Fort de ce (trop long) préambule, venons-en (enfin) à ce qui nous occupe aujourd'hui: De nos jours...
Nous.
Ce qui court dans De nos jours repose sur une idée toute simple, nous rappelant le principe esthétique sur lequel s'appuie tout le cinéma de Hong Sang-soo: on remplit un film comme on remplit sa vie. Et chez Hong, on les remplit de ces "petits riens" qui font qu'un film, une vie, sont considérés comme réussis, pas nécessairement aux yeux des autres, mais vis-à-vis de soi, dès l'instant qu'on y a fait preuve de vérité. Ce qui est à la fois peu et beaucoup et rend les films de Hong Sang-soo uniques, bien qu'ils se ressemblent, instaurant un rapport très particulier avec le spectateur. En ce qui me concerne, je peux dire que Hong Sang-soo fait partie de ces très rares cinéastes dont j'ai l'impression que chacun des films m'est adressé personnellement (à l'instar d'un Ozu, d'un Rohmer, d'un Tourneur...), expliquant d'ailleurs que je suis presque déçu, voire jaloux, quand je découvre chez les autres, à la réception d'un des films, les mêmes réactions, la même émotion, que celles que j'ai ressenties, comme si le lien privilégié que je pensais entretenir avec l'auteur était remis en cause... Bref, j'aime Hong Sang-soo. Tous ses films me touchent à des degrés divers. Et De nos jours compte parmi ceux qui me touchent le plus... sans qu'il me soit possible pour autant d'expliquer avec précision pourquoi. Disons d'abord que ça tient au "nous/nôtre" du film, qui est loin de se limiter au gros matou — il s'appelle "Nous" — qui occupe le centre de la scène A, assimilable à un chien, une peluche, un bébé, un compagnon (c'est dire sa position centrale, il fait d'ailleurs l'objet du seul mouvement de caméra, disons intempestif, du film: un zoom avant rapide, tel un focus sur ce que ce chat représente: la première personne du pluriel, une sorte de "Je à plusieurs", l'intimité en petit comité, soit donc, pour faire suite à ce qui est dit plus haut: l'auteur, son film et moi. Il est là le motif principal du film, que Hong Sang-soo déclinera dans la scène B sous la forme d'un "jeu à plusieurs", en l'occurrence le Chifoumi (pierre-papier-ciseaux) sur lequel je reviendrai.

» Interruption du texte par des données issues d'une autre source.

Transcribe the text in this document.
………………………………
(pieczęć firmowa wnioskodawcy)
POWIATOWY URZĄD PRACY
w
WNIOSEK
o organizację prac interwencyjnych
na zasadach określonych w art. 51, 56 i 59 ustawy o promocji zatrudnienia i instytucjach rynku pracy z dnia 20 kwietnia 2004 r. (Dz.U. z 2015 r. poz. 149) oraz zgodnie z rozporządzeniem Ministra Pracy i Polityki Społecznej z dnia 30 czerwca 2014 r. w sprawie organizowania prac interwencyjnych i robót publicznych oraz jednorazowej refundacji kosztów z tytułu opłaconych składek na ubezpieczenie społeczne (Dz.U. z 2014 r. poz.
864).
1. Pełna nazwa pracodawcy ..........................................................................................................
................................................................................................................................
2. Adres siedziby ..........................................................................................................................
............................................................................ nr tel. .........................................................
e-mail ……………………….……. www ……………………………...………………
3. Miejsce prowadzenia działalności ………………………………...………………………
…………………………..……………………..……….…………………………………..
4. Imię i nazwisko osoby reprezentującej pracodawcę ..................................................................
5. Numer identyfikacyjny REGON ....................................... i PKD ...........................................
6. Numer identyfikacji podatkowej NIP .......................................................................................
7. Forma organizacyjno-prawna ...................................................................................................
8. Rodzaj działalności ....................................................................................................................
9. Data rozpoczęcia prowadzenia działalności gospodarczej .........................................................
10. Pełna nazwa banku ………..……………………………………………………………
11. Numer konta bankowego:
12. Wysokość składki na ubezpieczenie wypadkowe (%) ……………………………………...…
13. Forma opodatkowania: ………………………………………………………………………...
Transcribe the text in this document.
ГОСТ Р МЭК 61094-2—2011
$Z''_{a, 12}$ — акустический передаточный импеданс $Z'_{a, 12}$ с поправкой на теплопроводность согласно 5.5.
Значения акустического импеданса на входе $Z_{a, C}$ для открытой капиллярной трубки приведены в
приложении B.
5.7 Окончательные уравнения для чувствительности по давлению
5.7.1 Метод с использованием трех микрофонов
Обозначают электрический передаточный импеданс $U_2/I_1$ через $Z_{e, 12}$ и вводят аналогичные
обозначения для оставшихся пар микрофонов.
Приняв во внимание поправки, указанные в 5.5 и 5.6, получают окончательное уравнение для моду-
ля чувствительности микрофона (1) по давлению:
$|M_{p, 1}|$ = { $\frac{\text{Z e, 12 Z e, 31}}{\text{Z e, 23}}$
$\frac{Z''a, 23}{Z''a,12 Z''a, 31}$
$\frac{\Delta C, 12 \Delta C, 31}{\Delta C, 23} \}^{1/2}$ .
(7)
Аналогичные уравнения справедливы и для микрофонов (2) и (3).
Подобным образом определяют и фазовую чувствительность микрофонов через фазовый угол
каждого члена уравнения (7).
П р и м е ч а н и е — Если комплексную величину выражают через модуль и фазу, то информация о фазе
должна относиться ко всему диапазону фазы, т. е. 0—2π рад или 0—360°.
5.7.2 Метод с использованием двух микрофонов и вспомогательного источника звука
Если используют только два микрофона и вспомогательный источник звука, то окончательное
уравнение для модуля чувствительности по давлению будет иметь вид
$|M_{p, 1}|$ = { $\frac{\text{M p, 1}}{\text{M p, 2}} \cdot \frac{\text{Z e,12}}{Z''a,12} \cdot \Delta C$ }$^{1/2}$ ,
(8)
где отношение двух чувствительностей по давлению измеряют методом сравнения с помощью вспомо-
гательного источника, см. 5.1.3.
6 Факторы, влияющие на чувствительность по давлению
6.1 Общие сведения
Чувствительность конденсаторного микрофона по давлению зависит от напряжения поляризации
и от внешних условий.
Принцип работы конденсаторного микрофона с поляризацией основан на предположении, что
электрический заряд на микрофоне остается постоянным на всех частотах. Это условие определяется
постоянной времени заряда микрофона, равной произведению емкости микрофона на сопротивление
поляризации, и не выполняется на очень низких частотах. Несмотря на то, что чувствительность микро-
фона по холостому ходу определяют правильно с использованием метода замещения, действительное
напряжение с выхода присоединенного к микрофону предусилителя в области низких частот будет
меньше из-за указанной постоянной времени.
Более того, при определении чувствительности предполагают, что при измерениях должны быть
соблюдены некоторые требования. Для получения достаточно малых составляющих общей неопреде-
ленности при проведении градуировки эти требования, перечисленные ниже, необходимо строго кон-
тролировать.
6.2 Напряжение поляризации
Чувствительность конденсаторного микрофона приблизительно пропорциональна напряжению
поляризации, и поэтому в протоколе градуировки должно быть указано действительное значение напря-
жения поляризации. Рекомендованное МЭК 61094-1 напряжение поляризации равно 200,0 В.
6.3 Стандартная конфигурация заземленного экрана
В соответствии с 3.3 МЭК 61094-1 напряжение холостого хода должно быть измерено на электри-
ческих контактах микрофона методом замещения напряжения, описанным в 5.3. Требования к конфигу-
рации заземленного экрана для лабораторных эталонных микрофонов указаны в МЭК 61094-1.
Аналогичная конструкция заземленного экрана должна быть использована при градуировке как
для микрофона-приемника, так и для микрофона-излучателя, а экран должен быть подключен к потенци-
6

De nos jours met en scène des scènes de conversations se déroulant le même jour dans deux appartements, où se retrouvent: dans le premier, Sang-won (Kim Min-hee), actrice reconvertie dans le design d'intérieur, Jung-soo, l'amie qui l'héberge (Song Seon-mi, qui tient à peu près le même rôle que dans Hotel by the River et la Femme qui s'est enfuie), et Ji-soo (Park Mi-so) qui, voulant devenir actrice, est venue rencontrer Sang-won pour que celle-ci la conseille (1); dans le second, Ui-ju (Gi Ju-bong), le vieux poète (comme dans Hotel by the River), résolu à ne plus boire, et deux jeunes admirateurs, Jae-won, un apprenti poète (il y en avait un dans la Femme qui s'est enfuie), espérant que le maître lui transmette quelques secrets sur son art (donc sur l'existence), et Ki-joo, une étudiante en cinéma qui filme les scènes pour son film de fin d'études. Rien a priori ne relie les deux scènes sinon, outre le dispositif scénique et les rimes qui en découleront (plus une guitare), le repas, réduit ici à des ramyuns agrémentés de gochugaru (le piment rouge), ce dont raffolent Sang-won et Ui-ju, la première étant peut-être la fille du second. Sachant que ce qui les relie, ce sont moins ces nouilles qu'on dit "instantanées" (chez nous, les plus vieux se rappelleront les pâtes Bolino — on pourrait qualifier le cinéma de Hong Sang-soo de "cinéma-Bolino"), écho aux scènes elles-mêmes qui chez Hong sont exécutées en un tour de main... moins les ramyuns, donc, que le piment qu'on y ajoute, la petite touche qui va singulariser lesdites scènes, les faire ressortir de l'extrême banalité dont elles témoignent à la base. Tout un art...
Chifoumi.
La réalité est là aussi. Ce qui importe chez Hong Sang-soo n'est pas dans ce qui est dit (Il n'y a pas plus de message à délivrer que de savoir à transmettre, comme le rappelle le vieux poète, même si Kim, elle, s'y soumet, parce que son "détachement" n'est pas du même ordre, qu'il est davantage marqué par la désillusion — celle qui lui a fait quitter le métier — que par une quelconque sagesse, acquise avec l'âge.)... ce qui importe c'est, comme toujours chez les "vrais" cinéastes, les seuls qui nous occupe, la façon dont c'est dit et, chez Hong, dont c'est répété, avec les variations que cela entraîne... Le jeu de Chifoumi (le vrai, celui dans lequel celui qui perd doit boire un coup), initié par Ui-ju, dans le but à peine voilé de regoûter à l'alcool (le vrai goût de l'alcool, le goût du soju, pas celui de la "bière sans alcool" qui n'est qu'un pis-aller — le cinéma de Hong Sang-soo, tout Bolino qu'il serait, répugne aux faux-semblants, ce n'est pas de la Buckler et encore moins du Canada Dry)... oui eh bien, ce jeu qui, par le biais de l'alcool, sert à resserrer momentanément les liens (c'est le rôle de l'alcool chez Hong, ce pourquoi on ne peut pas s'en débarrasser), vient ainsi condenser le propos du film (qui n'est pas message), à savoir: trois "Je" qui, le temps du "jeu", ne font plus qu'un seul: le "Je" pluriel que représente le "Nous", qui ne cherche pas à transmettre quoi que ce soit, mais, dans le meilleur des cas, à ce que l'un des trois favorise, consciemment ou non, le rapprochement entre les deux autres (principe même du jeu à trois et plus généralement des relations triangulaires).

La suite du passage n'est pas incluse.